Re: Proposal: Global Index for PostgreSQL

From: Dilip Kumar <dilipbalaut(at)gmail(dot)com>
To: Amit Langote <amitlangote09(at)gmail(dot)com>, Robert Haas <robertmhaas(at)gmail(dot)com>
Cc: Masahiko Sawada <sawada(dot)mshk(at)gmail(dot)com>, Nikita Malakhov <hukutoc(at)gmail(dot)com>, wenhui qiu <qiuwenhuifx(at)gmail(dot)com>, PostgreSQL Hackers <pgsql-hackers(at)lists(dot)postgresql(dot)org>
Subject: Re: Proposal: Global Index for PostgreSQL
Date: 2025-07-03 04:23:55
Message-ID: CAFiTN-utcXBksH0H2suGN3R2oAaGbznRyO0CH8msP+0qr1ZsOg@mail.gmail.com
Views: Whole Thread | Raw Message | Download mbox | Resend email
Thread:
Lists: pgsql-hackers

On Wed, Jul 2, 2025 at 7:18 PM Amit Langote <amitlangote09(at)gmail(dot)com> wrote:

> Just to clarify -- I was hoping that, at least for SELECTs, we
> wouldn’t need to lock all leaf partitions up front.
>
> One of the potential selling points of global indexes (compared to
> partitioned indexes) is that we can avoid expand_partitioned_rtentry()
> and the full scan path setup per partition, though that's admittedly
> quite an undertaking.

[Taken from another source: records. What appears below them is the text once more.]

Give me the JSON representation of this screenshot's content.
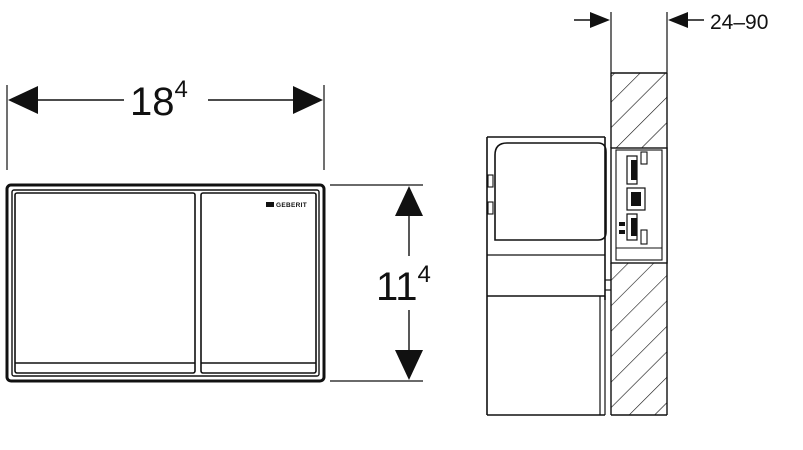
{
  "dimensions": {
    "width": {
      "base": "18",
      "sup": "4"
    },
    "height": {
      "base": "11",
      "sup": "4"
    },
    "wall_range": "24–90"
  },
  "brand": {
    "logo_text": "GEBERIT"
  },
  "colors": {
    "line": "#111111",
    "background": "#ffffff"
  }
}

So I was imagining we could just lock the
> parent and the global index during planning, and only lock individual
> heap relations at execution time -- once we know which partition the
> returned tuple belongs to.
>
> Locking isn’t cheap -- and in workloads with thousands of partitions,
> it becomes a major source of overhead, especially when the query
> doesn't contain pruning quals and ends up touching only a few
> partitions in practice. So I think it’s worth seeing if we can avoid
> planning-time locking of all partitions in at least the SELECT case,
> even if INSERTs may require broader locking due to uniqueness checks,
> but see below...
>
> > > I understand that this is currently necessary, given that a global
> > > index scan is a single node without per-partition awareness. But it
> > > might be worth considering whether the scan could opportunistically
> > > defer heap relation locking until it returns a tuple that actually
> > > belongs to a particular partition -- similar to how inserts into
> > > partitioned tables only lock the target partition at execution time.
> > > Or did I miss that inserts also need to lock all partitions up front
> > > when global indexes are present, due to cross-partition uniqueness
> > > checks?
> > >
> > > Let me know if I’ve misunderstood the design.
> >
> > So there difference is in the cases, where we are directly operating
> > on the leaf table, e.g. if you inserting directly on the leaf
> > relation, currently we just need to lock that partition, but if there
> > is global index we need to lock other siblings as well (in short all
> > the leaf under the parent which has global index) because if the
> > global index is unique we might need to check unique conflict in other
> > leafs as well. I believe when the table is partitioned, it might not
> > be the most preferred way to operate directly on the leaf, and with
> > global index only this case will be impacted where we are doing DML
> > directly on the leaf. I am not sure in this case how much delay we
> > can do in locking, because e.g. for insert we will only identify which
> > partition has a duplicate key while inserting in the btree.
>
> Hmm, it’s my understanding that with a true global index, meaning a
> single btree structure spanning all partitions, uniqueness conflicts
> are detected by probing the index after inserting the tuple into the
> heap. So unless we find a matching key in the index, there is no need
> to consult any other partitions.
>
> Even if a match is found, we only need to access the heap page for
> that specific TID to check visibility, and that would involve just one
> partition.
>
> Why then do we need to lock all leaf partitions in advance? It seems
> like we could defer locking until the uniqueness check identifies a
> partition that actually contains a conflicting tuple, and only then
> lock that one heap.
>
> I understand that in some earlier floated ideas for enforcing global
> uniqueness (perhaps only briefly mentioned in past discussions), the
> approach was to scan all per-partition indexes, which would have
> required locking everything up front. But with a unified global index,
> that overhead seems avoidable.
>
> Is there something subtle that I am missing that still requires
> locking all heaps in advance?

Thanks Amit for raising this question. I understand your point, and I
think this is mainly about whether to lock all the tables upfront or
delay the locking and lock them when we need to. I remember the very
first patch when I implemented at least in case of unique checking I
was locking the table on the fly whenever we find the duplicate tuple
and there I had a discussion with Robert regarding the same. Here is
what was out thinking, although it's in my words and Robert might have
something else in mind but this is based on what I think he told.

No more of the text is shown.